Lo atroz de vuelta a casa

Autor: Harold Pinter. Traducción: Eduardo Mendoza. Compañía: Coproducción del Teatro Español con el Centre d´Arts Escèniques de Reus. Intérpretes: Francesc Lucchetti, Antonio Gil, Ricardo Moya, Julián Ortega, Sergio Otegui y Áurea Márquez. Dirección: Ferrán Madico. Teatro Alhambra. Fecha: 17 de octubre.

Atroz. La experiencia del espectador ante el teatro de Pinter ha de ser atroz. El espectador asiduo al teatro, la clase media, sale de pasar el día en casa para ir al teatro e introducirse en otra, la habitación en la que transcurre la obra de Pinter. El espectador, ávido y a la caza siempre de identificaciones, fácilmente va de casa en casa. Ha de llegar a lo atroz del hogar dulce hogar. Pero ojo, porque no es un drama familiarista ni psicologicista. Es lo humano brutal en el seno de la cotidianidad, el lugar de la verdad que es la casa, como verdad atroz: habitado por seres huérfanos en sentido amplio, pleno de rencor, odio, frustración, rivalidad, desamor y miedo. Seres trágicos que en Pinter abarcan tanto a la clase trabajadora como a la acomodada.

Finales de los 60, en un barrio residencial de trabajadores a las afueras de Londres está la casa del padre, Max, donde tras seis años de ausencia retorna su hijo, Teddy, profesor de filosofía en América, con su mujer, Ruth. Junto al viejo carnicero padre de familia, les esperan, conviven, un chofer privado hermano solterón de Max y sus otros dos hijos; Lenny, un chulo explotador de putas, y el joven Joey, albañil que aspira a triunfar como boxeador.

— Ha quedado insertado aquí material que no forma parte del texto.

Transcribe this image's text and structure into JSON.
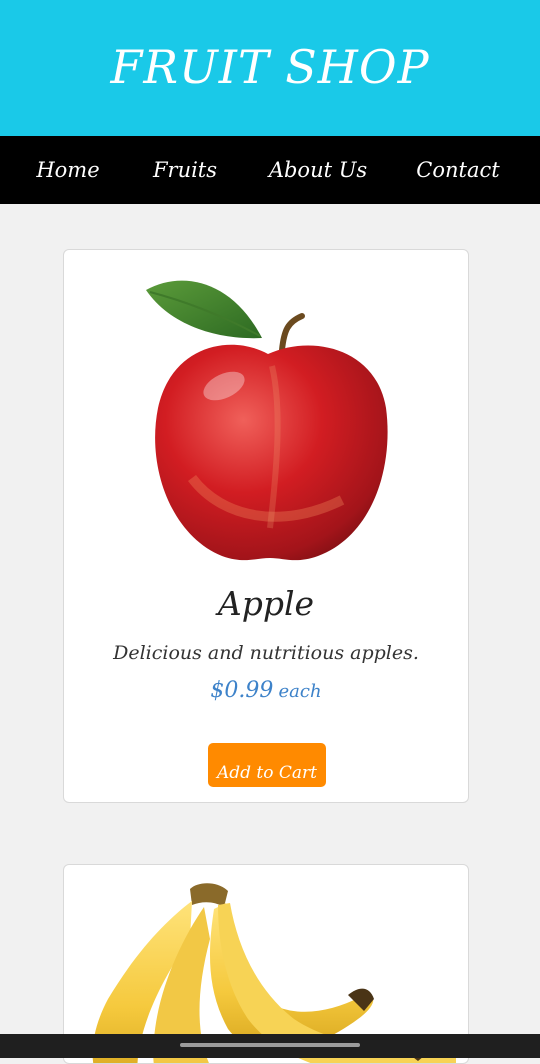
{
  "header": {
    "title": "FRUIT SHOP",
    "background_color": "#1ac9e8"
  },
  "nav": {
    "items": [
      {
        "label": "Home"
      },
      {
        "label": "Fruits"
      },
      {
        "label": "About Us"
      },
      {
        "label": "Contact"
      }
    ]
  },
  "products": [
    {
      "name": "Apple",
      "description": "Delicious and nutritious apples.",
      "price": "$0.99",
      "price_unit": "each",
      "button_label": "Add to Cart",
      "image_icon": "apple-image"
    },
    {
      "image_icon": "banana-image"
    }
  ],
  "colors": {
    "accent": "#ff8a00",
    "price": "#3d82c9",
    "nav_background": "#000000"
  }
}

La puesta en escena del Teatro Español es la tradicional del teatro de texto más convencional. La escenografía es el decorado y atrezzo recreando de forma realista el lugar de la acción; papeles pintados, moquetas y muebles viejos... no sirven bien, no enfatizan plástica ni visualmente el encierro, la asfixia, el ahogo, la mugre, la purulencia moral; todo eso debiera -y no está- en la visual. Eso sí, severo es el concepto de teatro de texto: montaje rigurosamente al servicio del texto, hasta en la más mínima acotación. Parece que la dirección de Ferrán Madico militara a los pies, al servicio un Pinter tratado como clásico, intocable, institucional. Eso sí está en esta puesta en escena. Una puesta en escena que si uno ojea la publicación del año 70 de la obra, a raíz de su estreno en España, traducido y dirigido por Luis Escobar, la encuentra sospechosamente parecida al montaje que se nos ofrece ¡40 años después! Pinter, desde luego que no escribió, actuó ni dirigió para que nada cambie. La traducción de Eduardo Mendoza actualiza la de Luis Escobar. Sobre todo en lo que se refiere al registro vulgar, entre otras cosas porque en los años 70 donde hoy se dice panchamente de Ruth, "calientapollas", entonces había que cuidarse muy mucho, diciendo "coqueta". Con ritmo demasiado lento, estatismo actoral bien marcado, y una buena interpretación coral asoma lo atroz que uno se lleva al salir, de vuelta a casa.